Through his lens we see a place on the cusp of Western influence.

In one of Eric West's large-scale color photographs documenting the Burmese urban landscape, a barefoot monk crosses a dusty, potholed street, his burgundy robe billowing around him. Ahead of him, a humble, three-story building stands on the corner, its façade plastered with advertisements for cellphones.

This is the Myanmar (Burma) of today. Until 2011, it was under the oppressive rule of a military junta and largely cut off from the rest of the world, so West's photos give many of us our first look at this country and its culture. Through his lens we see a place in transition, on the cusp of Western influence.

Shot in three cities, the compositions follow the same conceit: people in the foreground going about their quotidian tasks while breathtaking architecture of one type or another rises in the background to help tell their stories. Whether it's a ramshackle fence guarding an abandoned building or the golden spire of a Buddhist temple, West treats all the structures with obvious reverence for their beauty.

We observe people buying and selling produce in front of a dilapidated apartment building, a sidewalk fish market situated outside a row of crowded retail stores, monks and city folk kneeling together before a giant gleaming Buddha statue. And at more than a square yard each, the photographs are large enough to make out important details that might otherwise be missed. If you look closely, you will see many of the women's faces covered in a pale powdery face paint called thanaka, made from the bark paste of indigenous trees.

Cityscape Burma is an example of a body of work that must be seen in person to be appreciated. Instead of making digital prints of his images, West chose a process that involves exposing light-sensitive photo paper with LEDS, the result of which looks much more like a photo from a film negative than the glossy digital photography we have become accustomed to seeing.
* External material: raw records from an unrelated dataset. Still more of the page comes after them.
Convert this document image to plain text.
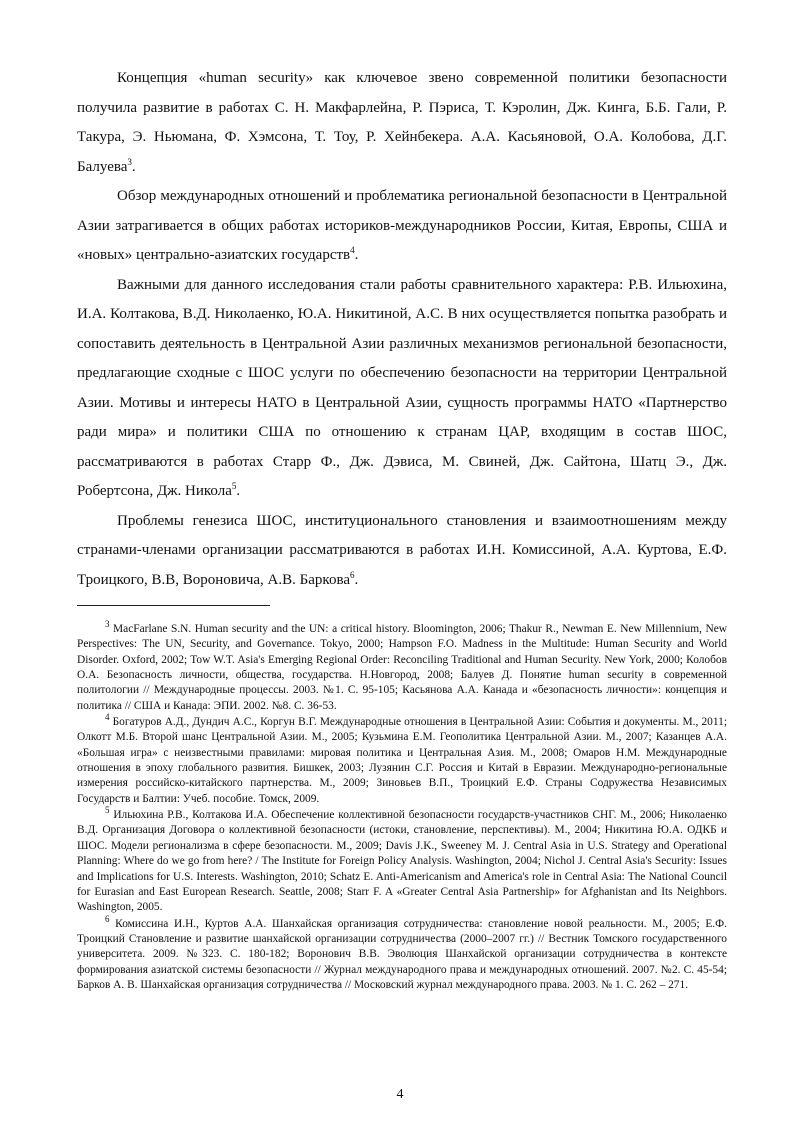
Концепция «human security» как ключевое звено современной политики безопасности получила развитие в работах С. Н. Макфарлейна, Р. Пэриса, Т. Кэролин, Дж. Кинга, Б.Б. Гали, Р. Такура, Э. Ньюмана, Ф. Хэмсона, Т. Тоу, Р. Хейнбекера. А.А. Касьяновой, О.А. Колобова, Д.Г. Балуева$^3$.

Обзор международных отношений и проблематика региональной безопасности в Центральной Азии затрагивается в общих работах историков-международников России, Китая, Европы, США и «новых» центрально-азиатских государств$^4$.

Важными для данного исследования стали работы сравнительного характера: Р.В. Ильюхина, И.А. Колтакова, В.Д. Николаенко, Ю.А. Никитиной, А.С. В них осуществляется попытка разобрать и сопоставить деятельность в Центральной Азии различных механизмов региональной безопасности, предлагающие сходные с ШОС услуги по обеспечению безопасности на территории Центральной Азии. Мотивы и интересы НАТО в Центральной Азии, сущность программы НАТО «Партнерство ради мира» и политики США по отношению к странам ЦАР, входящим в состав ШОС, рассматриваются в работах Старр Ф., Дж. Дэвиса, М. Свиней, Дж. Сайтона, Шатц Э., Дж. Робертсона, Дж. Никола$^5$.

Проблемы генезиса ШОС, институционального становления и взаимоотношениям между странами-членами организации рассматриваются в работах И.Н. Комиссиной, А.А. Куртова, Е.Ф. Троицкого, В.В, Вороновича, А.В. Баркова$^6$.

$^3$ MacFarlane S.N. Human security and the UN: a critical history. Bloomington, 2006; Thakur R., Newman E. New Millennium, New Perspectives: The UN, Security, and Governance. Tokyo, 2000; Hampson F.O. Madness in the Multitude: Human Security and World Disorder. Oxford, 2002; Tow W.T. Asia's Emerging Regional Order: Reconciling Traditional and Human Security. New York, 2000; Колобов О.А. Безопасность личности, общества, государства. Н.Новгород, 2008; Балуев Д. Понятие human security в современной политологии // Международные процессы. 2003. №1. С. 95-105; Касьянова А.А. Канада и «безопасность личности»: концепция и политика // США и Канада: ЭПИ. 2002. №8. С. 36-53.

$^4$ Богатуров А.Д., Дундич А.С., Коргун В.Г. Международные отношения в Центральной Азии: События и документы. М., 2011; Олкотт М.Б. Второй шанс Центральной Азии. М., 2005; Кузьмина Е.М. Геополитика Центральной Азии. М., 2007; Казанцев А.А. «Большая игра» с неизвестными правилами: мировая политика и Центральная Азия. М., 2008; Омаров Н.М. Международные отношения в эпоху глобального развития. Бишкек, 2003; Лузянин С.Г. Россия и Китай в Евразии. Международно-региональные измерения российско-китайского партнерства. М., 2009; Зиновьев В.П., Троицкий Е.Ф. Страны Содружества Независимых Государств и Балтии: Учеб. пособие. Томск, 2009.

$^5$ Ильюхина Р.В., Колтакова И.А. Обеспечение коллективной безопасности государств-участников СНГ. М., 2006; Николаенко В.Д. Организация Договора о коллективной безопасности (истоки, становление, перспективы). М., 2004; Никитина Ю.А. ОДКБ и ШОС. Модели регионализма в сфере безопасности. М., 2009; Davis J.K., Sweeney M. J. Central Asia in U.S. Strategy and Operational Planning: Where do we go from here? / The Institute for Foreign Policy Analysis. Washington, 2004; Nichol J. Central Asia's Security: Issues and Implications for U.S. Interests. Washington, 2010; Schatz E. Anti-Americanism and America's role in Central Asia: The National Council for Eurasian and East European Research. Seattle, 2008; Starr F. A «Greater Central Asia Partnership» for Afghanistan and Its Neighbors. Washington, 2005.

$^6$ Комиссина И.Н., Куртов А.А. Шанхайская организация сотрудничества: становление новой реальности. М., 2005; Е.Ф. Троицкий Становление и развитие шанхайской организации сотрудничества (2000–2007 гг.) // Вестник Томского государственного университета. 2009. №323. С. 180-182; Воронович В.В. Эволюция Шанхайской организации сотрудничества в контексте формирования азиатской системы безопасности // Журнал международного права и международных отношений. 2007. №2. С. 45-54; Барков А. В. Шанхайская организация сотрудничества // Московский журнал международного права. 2003. № 1. С. 262 – 271.

4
In addition, West's selection of matte paper (and his possible manipulation of the candy colors of Burmese architecture into a more muted palette) makes each photo look like a hand-colored still from an old MGM film. The buildings take on the appearance of elaborate theater backdrops, and the figures become actors in an epic narrative.

West succeeds in making images that are at once sweeping and intimate, revealing the grandiosity of place alongside the humanness of culture.

Cityscape Burma is at Blue Sky Gallery, 122 NW 8th Ave., 503-225-0210. Through Jan. 29.